All art ends up as photographs. And in a strange misalignment, most of those photographs depict only the artworks' images, not the fact of their material presence. The photographs of Permanent Collection are phenomenological, relishing in the materiality of the paint and the history and labor embedded in the canvas. Made in American and European museums, they are photographed from oblique angles so light from existing museum sources changes the often-reproduced meaning of these works, adding light to familiar narratives, and blotting out anticipated images. In a move unfamiliar to photography, the light in these pictures is often used to obscure, as well as to illumine. The light, more than a way to describe, is part of the picture's content.
As in my series called "Retail", where signs from neighboring businesses reflected in the windows of suburban homes, the light in these works is an essential part of their content, not merely an aesthetic or storytelling tool. With no flash or external lighting, and printed to approximately the size of the original works, the pictures remind us that works of art are vivid and present things curated in particular places under concerted conditions, rewritten by the careful decisions of humans and institutions.
Throughout all my projects, and specifically in Permanent Collection, I am pursuing a visual world where light is syntactic; light veering close to content. In my work light is cultural and political. It is put there by someone, for a purpose: to invite citizens to share their money with corporations, to keep workers working, to describe democracy, to allow paintings in museums to be seen in one particular way. I have come to see my overarching project as one of Illillumination. Photographs that reveal, which are illuminating, and yet which incorporate glamorous failures and delightful misplacements. My work is here to revel in the way things look, and to trouble you with how things mean.
Each museum has a different culture, and it was fascinating working within those systems. Some, such as the Musee d'Orsay, (where S. Sebastien and L'origine du monde were made) just turned me loose in the museum on a day it was closed, enabling me to take as much time as I needed with some of the world's greatest masterpieces. Danseuse Espagnole was made at the Musee des Beaux Arts in Brussels, which had a guard follow me around all day. He was a bit bored with how much time it took me to take each picture, and in the photograph, you see a reflection of the guard asleep with his feet up across the room.

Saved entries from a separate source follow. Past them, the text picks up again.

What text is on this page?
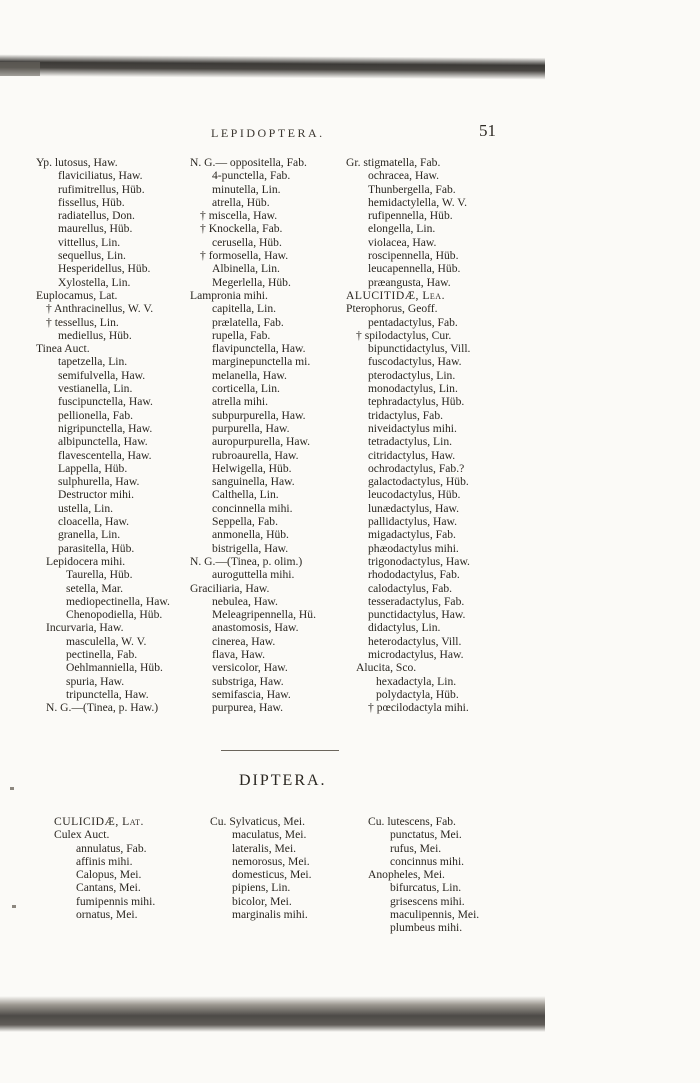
LEPIDOPTERA.	51
Yp. lutosus, Haw.
flaviciliatus, Haw.
rufimitrellus, Hüb.
fissellus, Hüb.
radiatellus, Don.
maurellus, Hüb.
vittellus, Lin.
sequellus, Lin.
Hesperidellus, Hüb.
Xylostella, Lin.
Euplocamus, Lat.
† Anthracinellus, W. V.
† tessellus, Lin.
mediellus, Hüb.
Tinea Auct.
tapetzella, Lin.
semifulvella, Haw.
vestianella, Lin.
fuscipunctella, Haw.
pellionella, Fab.
nigripunctella, Haw.
albipunctella, Haw.
flavescentella, Haw.
Lappella, Hüb.
sulphurella, Haw.
Destructor mihi.
ustella, Lin.
cloacella, Haw.
granella, Lin.
parasitella, Hüb.
Lepidocera mihi.
Taurella, Hüb.
setella, Mar.
mediopectinella, Haw.
Chenopodiella, Hüb.
Incurvaria, Haw.
masculella, W. V.
pectinella, Fab.
Oehlmanniella, Hüb.
spuria, Haw.
tripunctella, Haw.
N. G.—(Tinea, p. Haw.)
N. G.— oppositella, Fab.
4-punctella, Fab.
minutella, Lin.
atrella, Hüb.
† miscella, Haw.
† Knockella, Fab.
cerusella, Hüb.
† formosella, Haw.
Albinella, Lin.
Megerlella, Hüb.
Lampronia mihi.
capitella, Lin.
prælatella, Fab.
rupella, Fab.
flavipunctella, Haw.
marginepunctella mi.
melanella, Haw.
corticella, Lin.
atrella mihi.
subpurpurella, Haw.
purpurella, Haw.
auropurpurella, Haw.
rubroaurella, Haw.
Helwigella, Hüb.
sanguinella, Haw.
Calthella, Lin.
concinnella mihi.
Seppella, Fab.
anmonella, Hüb.
bistrigella, Haw.
N. G.—(Tinea, p. olim.)
auroguttella mihi.
Graciliaria, Haw.
nebulea, Haw.
Meleagripennella, Hü.
anastomosis, Haw.
cinerea, Haw.
flava, Haw.
versicolor, Haw.
substriga, Haw.
semifascia, Haw.
purpurea, Haw.
Gr. stigmatella, Fab.
ochracea, Haw.
Thunbergella, Fab.
hemidactylella, W. V.
rufipennella, Hüb.
elongella, Lin.
violacea, Haw.
roscipennella, Hüb.
leucapennella, Hüb.
præangusta, Haw.
ALUCITIDÆ, Lea.
Pterophorus, Geoff.
pentadactylus, Fab.
† spilodactylus, Cur.
bipunctidactylus, Vill.
fuscodactylus, Haw.
pterodactylus, Lin.
monodactylus, Lin.
tephradactylus, Hüb.
tridactylus, Fab.
niveidactylus mihi.
tetradactylus, Lin.
citridactylus, Haw.
ochrodactylus, Fab.?
galactodactylus, Hüb.
leucodactylus, Hüb.
lunædactylus, Haw.
pallidactylus, Haw.
migadactylus, Fab.
phæodactylus mihi.
trigonodactylus, Haw.
rhododactylus, Fab.
calodactylus, Fab.
tesseradactylus, Fab.
punctidactylus, Haw.
didactylus, Lin.
heterodactylus, Vill.
microdactylus, Haw.
Alucita, Sco.
hexadactyla, Lin.
polydactyla, Hüb.
† pœcilodactyla mihi.
DIPTERA.
CULICIDÆ, Lat.
Culex Auct.
annulatus, Fab.
affinis mihi.
Calopus, Mei.
Cantans, Mei.
fumipennis mihi.
ornatus, Mei.
Cu. Sylvaticus, Mei.
maculatus, Mei.
lateralis, Mei.
nemorosus, Mei.
domesticus, Mei.
pipiens, Lin.
bicolor, Mei.
marginalis mihi.
Cu. lutescens, Fab.
punctatus, Mei.
rufus, Mei.
concinnus mihi.
Anopheles, Mei.
bifurcatus, Lin.
grisescens mihi.
maculipennis, Mei.
plumbeus mihi.
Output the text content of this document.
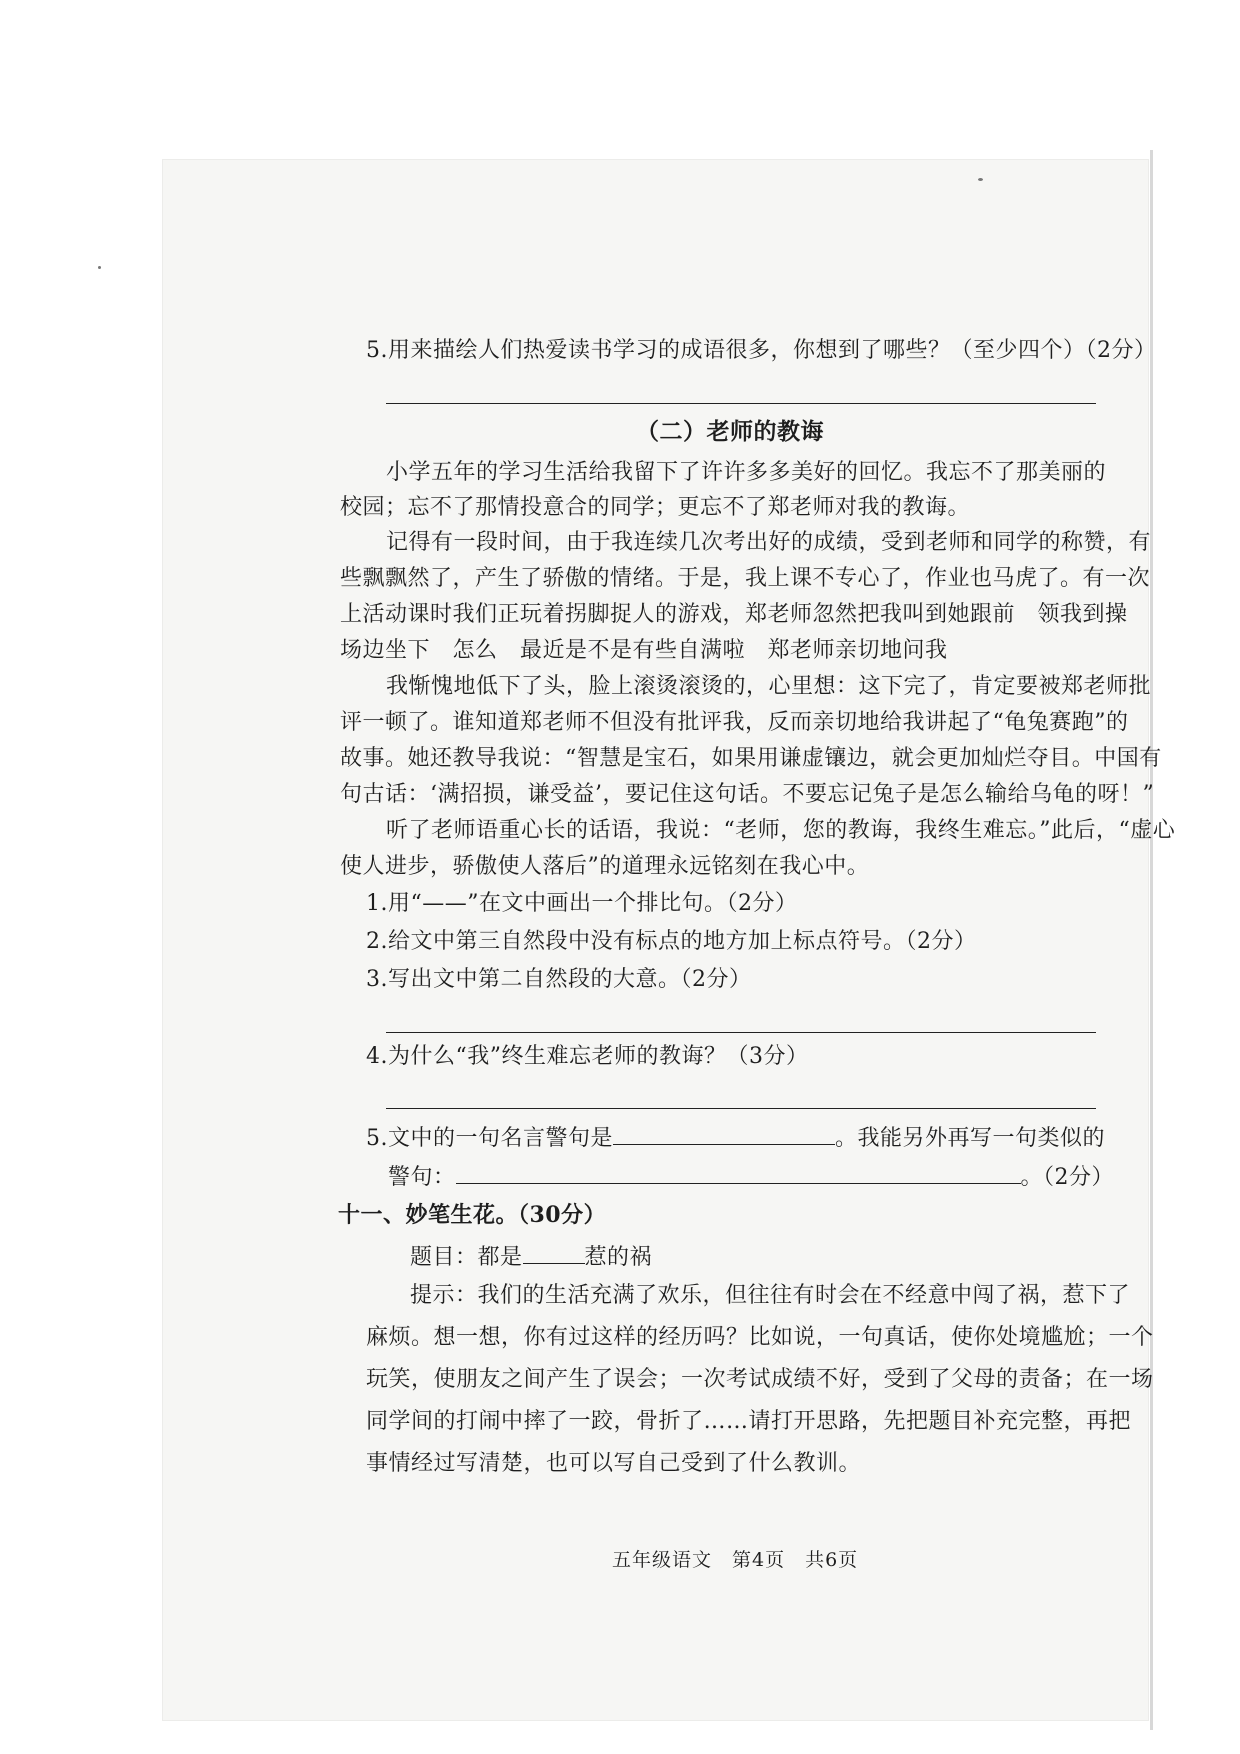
5.用来描绘人们热爱读书学习的成语很多，你想到了哪些？（至少四个）（2分）
（二）老师的教诲
小学五年的学习生活给我留下了许许多多美好的回忆。我忘不了那美丽的
校园；忘不了那情投意合的同学；更忘不了郑老师对我的教诲。
记得有一段时间，由于我连续几次考出好的成绩，受到老师和同学的称赞，有
些飘飘然了，产生了骄傲的情绪。于是，我上课不专心了，作业也马虎了。有一次
上活动课时我们正玩着拐脚捉人的游戏，郑老师忽然把我叫到她跟前　领我到操
场边坐下　怎么　最近是不是有些自满啦　郑老师亲切地问我
我惭愧地低下了头，脸上滚烫滚烫的，心里想：这下完了，肯定要被郑老师批
评一顿了。谁知道郑老师不但没有批评我，反而亲切地给我讲起了“龟兔赛跑”的
故事。她还教导我说：“智慧是宝石，如果用谦虚镶边，就会更加灿烂夺目。中国有
句古话：‘满招损，谦受益’，要记住这句话。不要忘记兔子是怎么输给乌龟的呀！”
听了老师语重心长的话语，我说：“老师，您的教诲，我终生难忘。”此后，“虚心
使人进步，骄傲使人落后”的道理永远铭刻在我心中。
1.用“——”在文中画出一个排比句。（2分）
2.给文中第三自然段中没有标点的地方加上标点符号。（2分）
3.写出文中第二自然段的大意。（2分）
4.为什么“我”终生难忘老师的教诲？（3分）
5.文中的一句名言警句是	。我能另外再写一句类似的
警句：	。（2分）
十一、妙笔生花。（30分）
题目：都是	惹的祸
提示：我们的生活充满了欢乐，但往往有时会在不经意中闯了祸，惹下了
麻烦。想一想，你有过这样的经历吗？比如说，一句真话，使你处境尴尬；一个
玩笑，使朋友之间产生了误会；一次考试成绩不好，受到了父母的责备；在一场
同学间的打闹中摔了一跤，骨折了……请打开思路，先把题目补充完整，再把
事情经过写清楚，也可以写自己受到了什么教训。
五年级语文　第4页　共6页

Self-Portrait has specific resonance for me. I grew up with a poster of the Van Gogh painting on my wall, and always knew that the image itself was undeniably powerful, and has a unity and intensity that is familiar to photographs, which are made all at one thorough instant. Finding it at the Fogg was a delight, but one function of this project was that I could never go to a museum expecting to photograph a particular painting, as my images were so dependent on a coincidence of museum lighting and the particular surface of the canvas. In this case, the painting was behind glass, which usually prevents me from making a picture, but the hanging spot lights above, seen from a slightly low angle, blocked out Van Gogh's eyes and mouth, almost like the way a criminal suspect's eyes are banded with a black box.
It has been my intention to have the light in the picture effect more than a spectacular flash, but often to add a narrative element, even as the light obscures the painter's intended image. So, in Snowstorm , the light creates an elemental feeling of falling snow. In Ecstasy of St. Francis , the light on the surface appears to be the origin of the light painted onto the figures.